بسم
الله الرحمن الرحيم
Segala puji bagi
Allah, shalawat dan salam semoga terlimpah kepada Rasulullah, kepada
keluarganya, kepada para sahabatnya dan orang-orang yang mengikutinya hingga
hari Kiamat, amma ba’du:
Allah Azza wa
Jalla berfirman,
إِنَّ اللّهَ لاَ يُغَيِّرُ مَا بِقَوْمٍ حَتَّى يُغَيِّرُواْ مَا
بِأَنْفُسِهِمْ
“Sesungguhnya Allah tidak merubah keadaan
suatu kaum sehingga mereka merubah keadaan yang ada pada diri mereka sendiri.” (QS. Ar Ra’d: 11)
Ibnu Abi Hatim
meriwayatkan dengan sanadnya yang sampai kepada Jahm dari Ibrahim, ia berkata,
“Allah mewahyukan kepada salah seorang Nabi dari para nabi Bani Israil, yang
isinya, “Katakan kepada kaummu, “Sesungguhnya tidak ada penduduk suatu kampung
dan penghuni suatu rumah yang sebelumnya berada di atas ketaatan kepada Allah,
lalu beralih kepada maksiat, melainkan akan berubah keadaan yang sebelumnya
mereka senangi kepada keadaan yang mereka benci.” Ia berkata, “Hal ini
dibenarkan dalam kitabullah yang berbunyi, “Sesungguhnya Allah tidak merubah
keadaan suatu kaum sehingga mereka merubah keadaan yang ada pada diri mereka
sendiri.“ (QS. Ar Ra’d: 11)
Komentar
para mufassir
(1) Menurut As Samarqandiy, maksud firman Allah Ta’ala,
“Sesungguhnya Allah tidak merubah Keadaan suatu kaum sehingga mereka merubah
keadaan yang ada pada diri mereka sendiri,“ adalah, bahwa Allah tidak akan
merubah kenikmatan yang ada pada suatu kaum yang Allah berikan kepada mereka,
sampai mereka merubah, yakni merubah diri mereka dengan meninggalkan sikap
syukur[1].
Al Faqih Abul
Laits rahimahullah berkata, “Dalam ayat tersebut terdapat peringatan kepada
semua manusia agar mengenali nikmat yang Allah berikan kepada mereka dan
mensyukurinya agar kenikmatan itu tidak hilang dari mereka.”

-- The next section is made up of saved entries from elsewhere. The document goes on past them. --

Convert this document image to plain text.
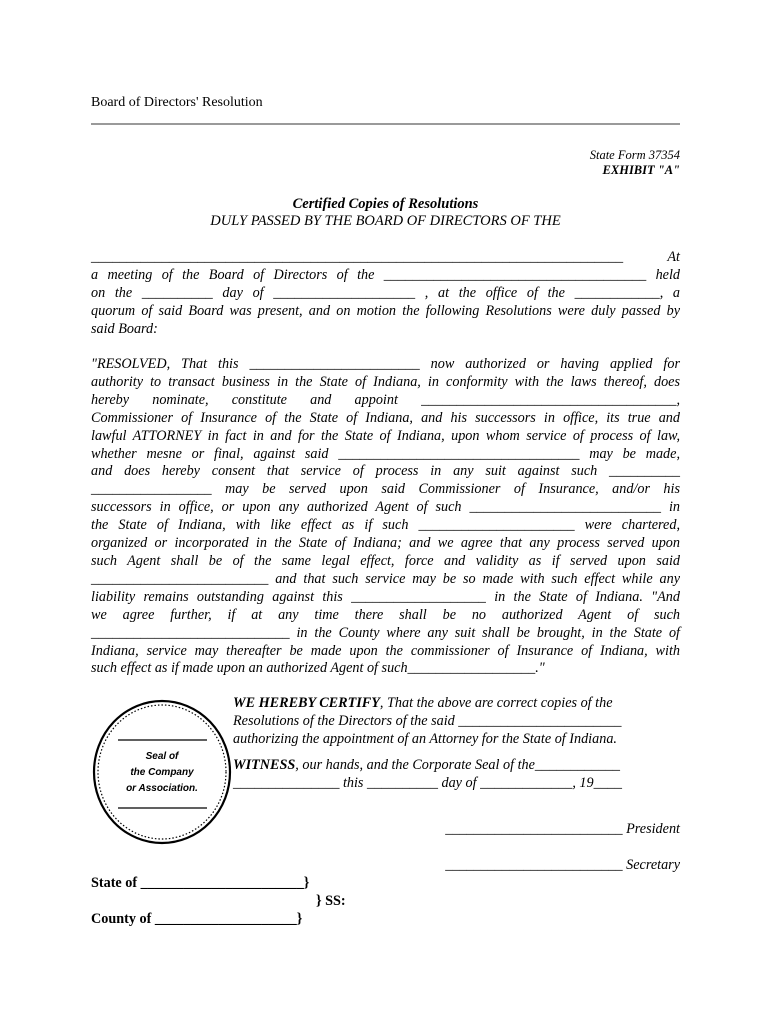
Board of Directors' Resolution
State Form 37354
EXHIBIT "A"
Certified Copies of Resolutions
DULY PASSED BY THE BOARD OF DIRECTORS OF THE
___________________________________________________________________________ At
a meeting of the Board of Directors of the _____________________________________ held
on the __________ day of ____________________ , at the office of the ____________, a
quorum of said Board was present, and on motion the following Resolutions were duly passed by
said Board:
"RESOLVED, That this ________________________ now authorized or having applied for
authority to transact business in the State of Indiana, in conformity with the laws thereof, does
hereby nominate, constitute and appoint ____________________________________,
Commissioner of Insurance of the State of Indiana, and his successors in office, its true and
lawful ATTORNEY in fact in and for the State of Indiana, upon whom service of process of law,
whether mesne or final, against said __________________________________ may be made,
and does hereby consent that service of process in any suit against such __________
_________________ may be served upon said Commissioner of Insurance, and/or his
successors in office, or upon any authorized Agent of such ___________________________ in
the State of Indiana, with like effect as if such ______________________ were chartered,
organized or incorporated in the State of Indiana; and we agree that any process served upon
such Agent shall be of the same legal effect, force and validity as if served upon said
_________________________ and that such service may be so made with such effect while any
liability remains outstanding against this ___________________ in the State of Indiana. "And
we agree further, if at any time there shall be no authorized Agent of such
____________________________ in the County where any suit shall be brought, in the State of
Indiana, service may thereafter be made upon the commissioner of Insurance of Indiana, with
such effect as if made upon an authorized Agent of such__________________."
Seal of
the Company
or Association.
WE HEREBY CERTIFY, That the above are correct copies of the
Resolutions of the Directors of the said _______________________
authorizing the appointment of an Attorney for the State of Indiana.
WITNESS, our hands, and the Corporate Seal of the____________
_______________ this __________ day of _____________, 19____
_________________________ President
_________________________ Secretary
State of _______________________}
} SS:
County of ____________________}
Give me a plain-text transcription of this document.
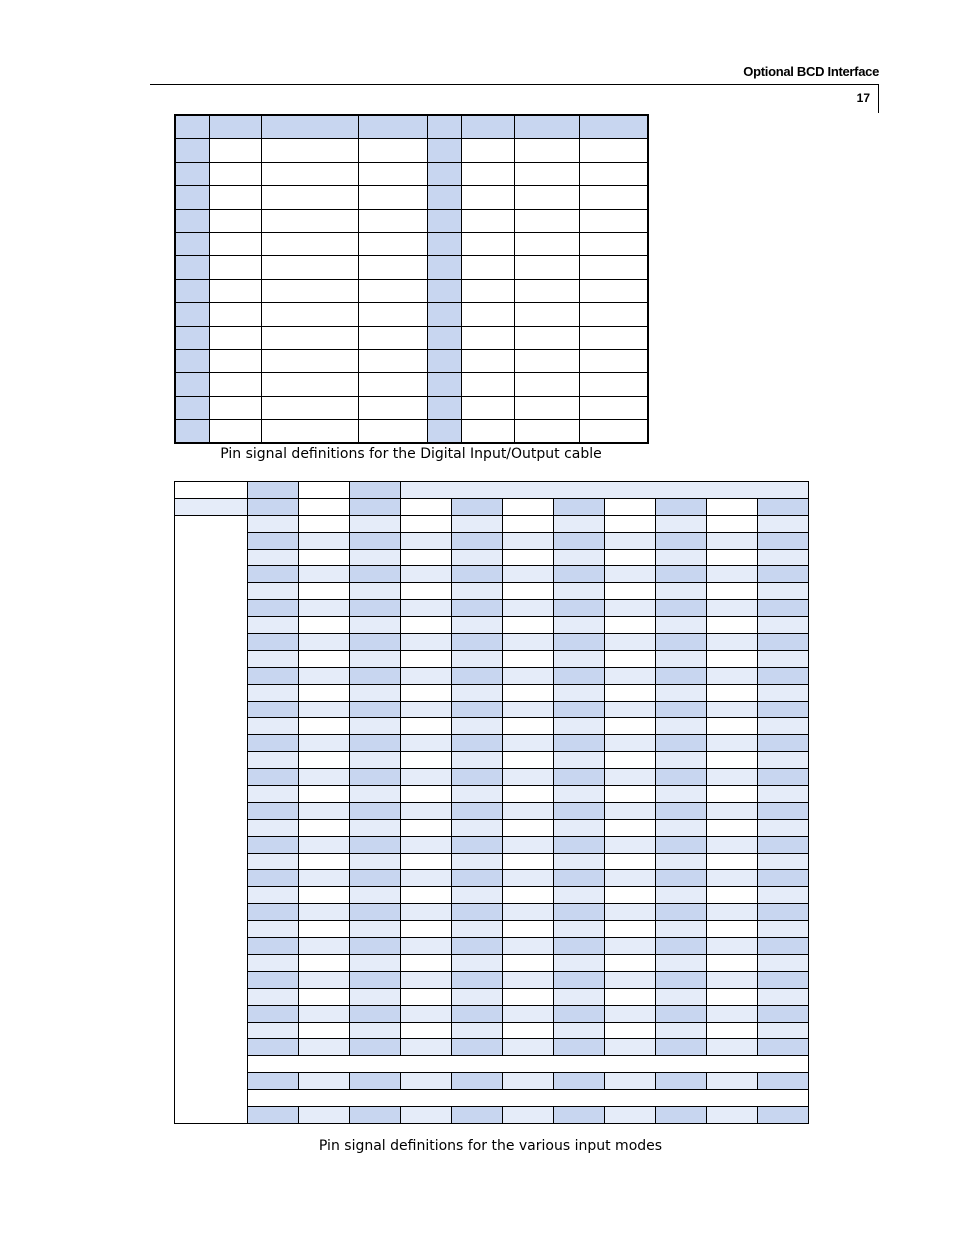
Optional BCD Interface
17

Pin signal definitions for the Digital Input/Output cable

Pin signal definitions for the various input modes
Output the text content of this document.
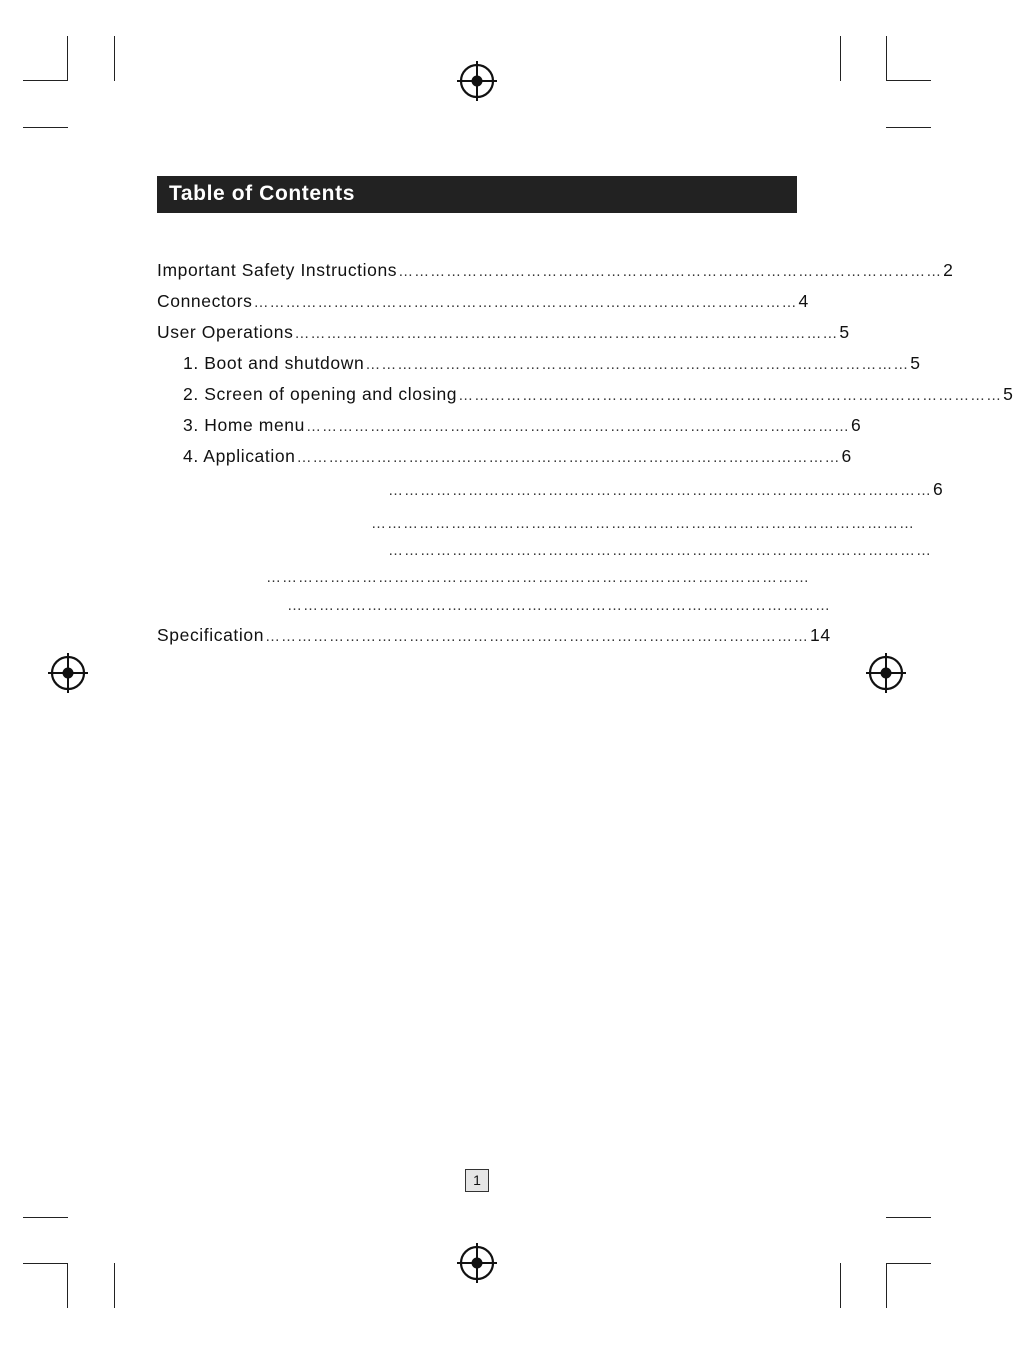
Table of Contents
Important Safety Instructions ………………………………………………………………………………………… 2
Connectors ………………………………………………………………………………………… 4
User Operations ………………………………………………………………………………………… 5
1. Boot and shutdown ………………………………………………………………………………………… 5
2. Screen of opening and closing ………………………………………………………………………………………… 5
3. Home menu ………………………………………………………………………………………… 6
4. Application ………………………………………………………………………………………… 6
………………………………………………………………………………………… 6
…………………………………………………………………………………………
…………………………………………………………………………………………
…………………………………………………………………………………………
…………………………………………………………………………………………
Specification ………………………………………………………………………………………… 14
1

(2) Menurut Ibnu Abi Zamanain, maksud firman Allah Ta’ala, “Sesungguhnya
Allah tidak merubah Keadaan suatu kaum sehingga mereka merubah keadaan yang ada
pada diri mereka sendiri,“ adalah bahwa Allah apabila mengutus seorang
rasul kepada suatu kaum, lalu mereka mendustakannya, maka Allah akan
membinasakan mereka[2].
(3) Menurut Abu Bakr Al Jaza’iri, maksud firman Allah, “Sesungguhnya
Allah tidak merubah keadaan suatu kaum sehingga mereka merubah keadaan yang ada
pada diri mereka sendiri,“ adalah Allah tidak merubah keadaan suatu kaum
yang sebelumnya berada dalam afiyah (keselamatan) dan nikmat kepada musibah dan
azab, sehingga mereka merubah keadaan yang ada pada diri mereka sendiri.
Ia juga berkata
tentang maksud ayat di atas, “Allah Ta’ala memberitahukan tentang salah satu
sunnah (ketetapan) di antara sunnah-sunnah-Nya terhadap makhluk-Nya yang terus
berlaku, yaitu, bahwa Dia tidaklah menyingkirkan nikmat yang Dia karuniakan
kepada suatu kaum, baik berupa keselamatan, keamanan, maupun kelapangan yang
disebabkan keimanan dan amal saleh mereka sampai mereka merubah keadaan mereka
yang sebelumnya bersih kemudian dikotori oleh dosa dan tenggelam di dalam
maksiat akibat berpaling dari kitab Allah, meremehkan syariat-Nya, menolak
batasan-Nya, tenggelam dalam syahwat, dan menempuh jalan-jalan kesesatan.”
(4)
Menurut Al Wahidiy, maksud firman Allah Ta’ala, “Sesungguhnya Allah tidak
merubah Keadaan suatu kaum sehingga mereka merubah keadaan yang ada pada diri
mereka sendiri,“ adalah bahwa Dia tidak akan mencabut kenikmatan yang ada
pada suatu kaum sampai mereka mengerjakan kemaksiatan kepada-Nya.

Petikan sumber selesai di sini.